Padahal, kenaikan upah yang lebih tinggi berpotensi memberikan dampak positif pada pendapatan daerah.
“Dengan upah yang naik lebih tinggi maka perputaran ekonomi juga makin naik, yang belanja makin banyak dan berdampak ke pendapatan daerah,” tuturnya.
Hanya Cukup untuk Beli Beras
Kenaikan UMP disebut akan berbanding lurus dengan daya beli masyarakat. Tapi ketika kenaikan UMP ini masih jauh dari harapan, maka akan turut memengaruhi daya beli, bahkan berujung lemahnya pertumbuhan ekonomi tahun depan.

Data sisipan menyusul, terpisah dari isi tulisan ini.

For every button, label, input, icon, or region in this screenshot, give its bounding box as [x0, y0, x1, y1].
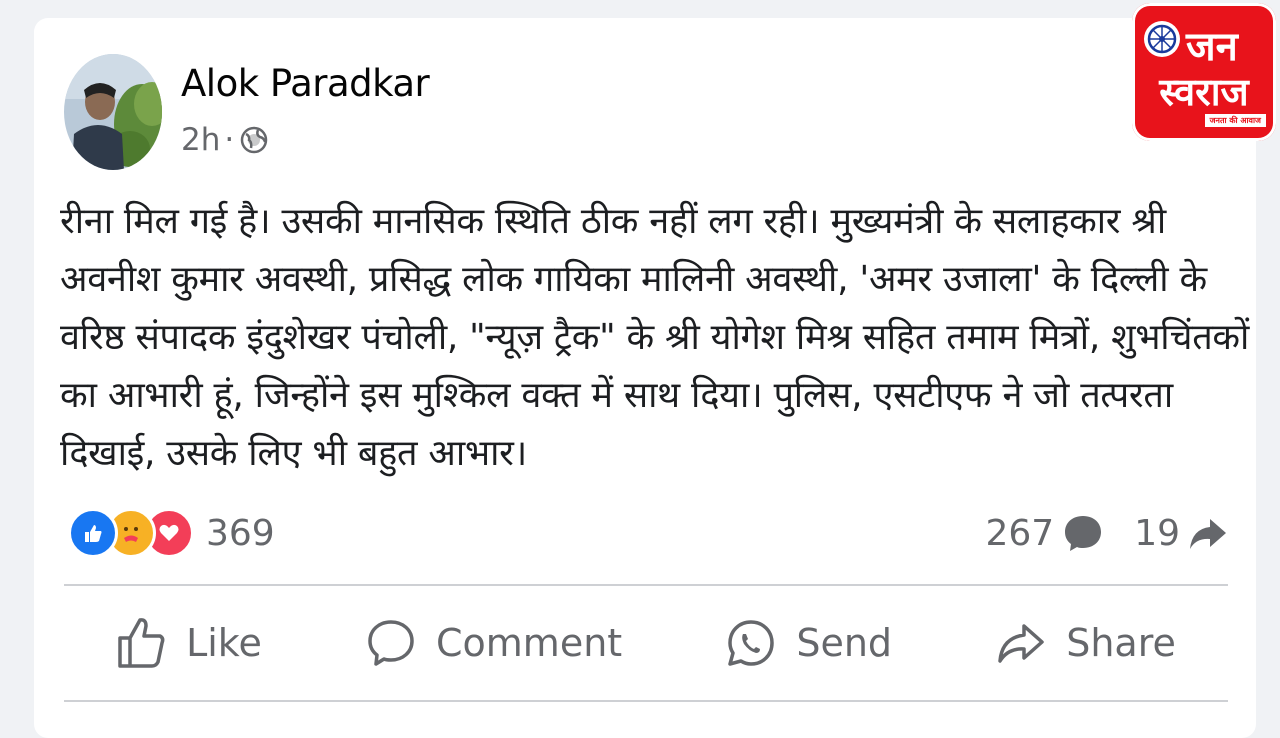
comments-count: 267 — [985, 512, 1055, 554]
comment-icon — [368, 620, 414, 666]
post-meta: 2h · — [181, 122, 268, 158]
author-name[interactable]: Alok Paradkar — [181, 62, 430, 105]
logo-line-2: स्वराज — [1159, 70, 1249, 114]
like-icon — [68, 508, 118, 558]
share-label: Share — [1066, 621, 1176, 665]
comment-bubble-icon — [1065, 516, 1102, 551]
send-button[interactable]: Send — [726, 618, 892, 668]
post-actions: Like Comment Send Share — [64, 585, 1228, 701]
post-time[interactable]: 2h — [181, 122, 220, 158]
share-button[interactable]: Share — [996, 618, 1176, 668]
comment-button[interactable]: Comment — [366, 618, 622, 668]
post-stats: 267 19 — [985, 506, 1228, 560]
ashoka-chakra-icon — [1144, 21, 1180, 57]
jan-swaraj-logo: जन स्वराज जनता की आवाज — [1132, 3, 1276, 141]
reactions-summary[interactable]: 369 — [68, 506, 275, 560]
shares-count: 19 — [1134, 512, 1180, 554]
post-body: रीना मिल गई है। उसकी मानसिक स्थिति ठीक न… — [60, 201, 1250, 474]
author-avatar[interactable] — [64, 54, 162, 170]
meta-separator: · — [224, 122, 235, 158]
comment-label: Comment — [436, 621, 623, 665]
comments-stat[interactable]: 267 — [985, 512, 1104, 554]
send-label: Send — [796, 621, 893, 665]
like-button[interactable]: Like — [116, 616, 262, 670]
reactions-count: 369 — [206, 512, 275, 554]
like-label: Like — [186, 621, 262, 665]
divider-bottom — [64, 700, 1228, 702]
share-arrow-icon — [1190, 519, 1226, 549]
globe-icon — [240, 126, 268, 154]
shares-stat[interactable]: 19 — [1134, 513, 1228, 554]
share-icon — [998, 624, 1044, 663]
thumbs-up-icon — [118, 618, 165, 668]
logo-line-1: जन — [1186, 24, 1238, 70]
logo-tagline: जनता की आवाज — [1204, 114, 1266, 127]
whatsapp-icon — [728, 620, 775, 666]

Kenaikan UMP yang rata-rata hanya sekitar 5 persen di tiap daerah disebut hanya pas untuk menutupi inflasi 2024 yang diprediksi sebesar 1,5 persen sampai 3,5 persen.
"Artinya pendapatan masyarakat itu tidak akan mendorong katakan kenaikan konsumsi, karena 3 persen sudah kemakan inflasi, jadi enggak cukup," kata Direktur Eksekutif Institute for Development of Economics and Finance (Indef) Tauhid Ahmad.
Tauhid menambahkan, tekanan inflasi paling besar adalah dari sisi harga pangan, utamanya beras. Kenaikan harga beras yang menjadi-jadi dalam beberapa bulan terakhir juga dipengaruhi oleh efek berkepanjangan El Nino dan mundurnya musim tanam I yang seharusnya terjadi pada Agustus-Desember 2023.
Melihat fenomena tersebut, Tauhid memprediksi tekanan inflasi masih tinggi pada paruh pertama 2024 sehingga kenaikan UMP yang dinilai tidak ideal ini hanya akan habis untuk membayar tekanan harga beras.
"Jadi sampai Januari-Februari inflasi masih lebih tinggi, terutama beras ya, karena kita tahu delay dari produksi sampai Februari nanti akan mengakibatkan inflasi masih agak rentan tahun depan," kata Tauhid.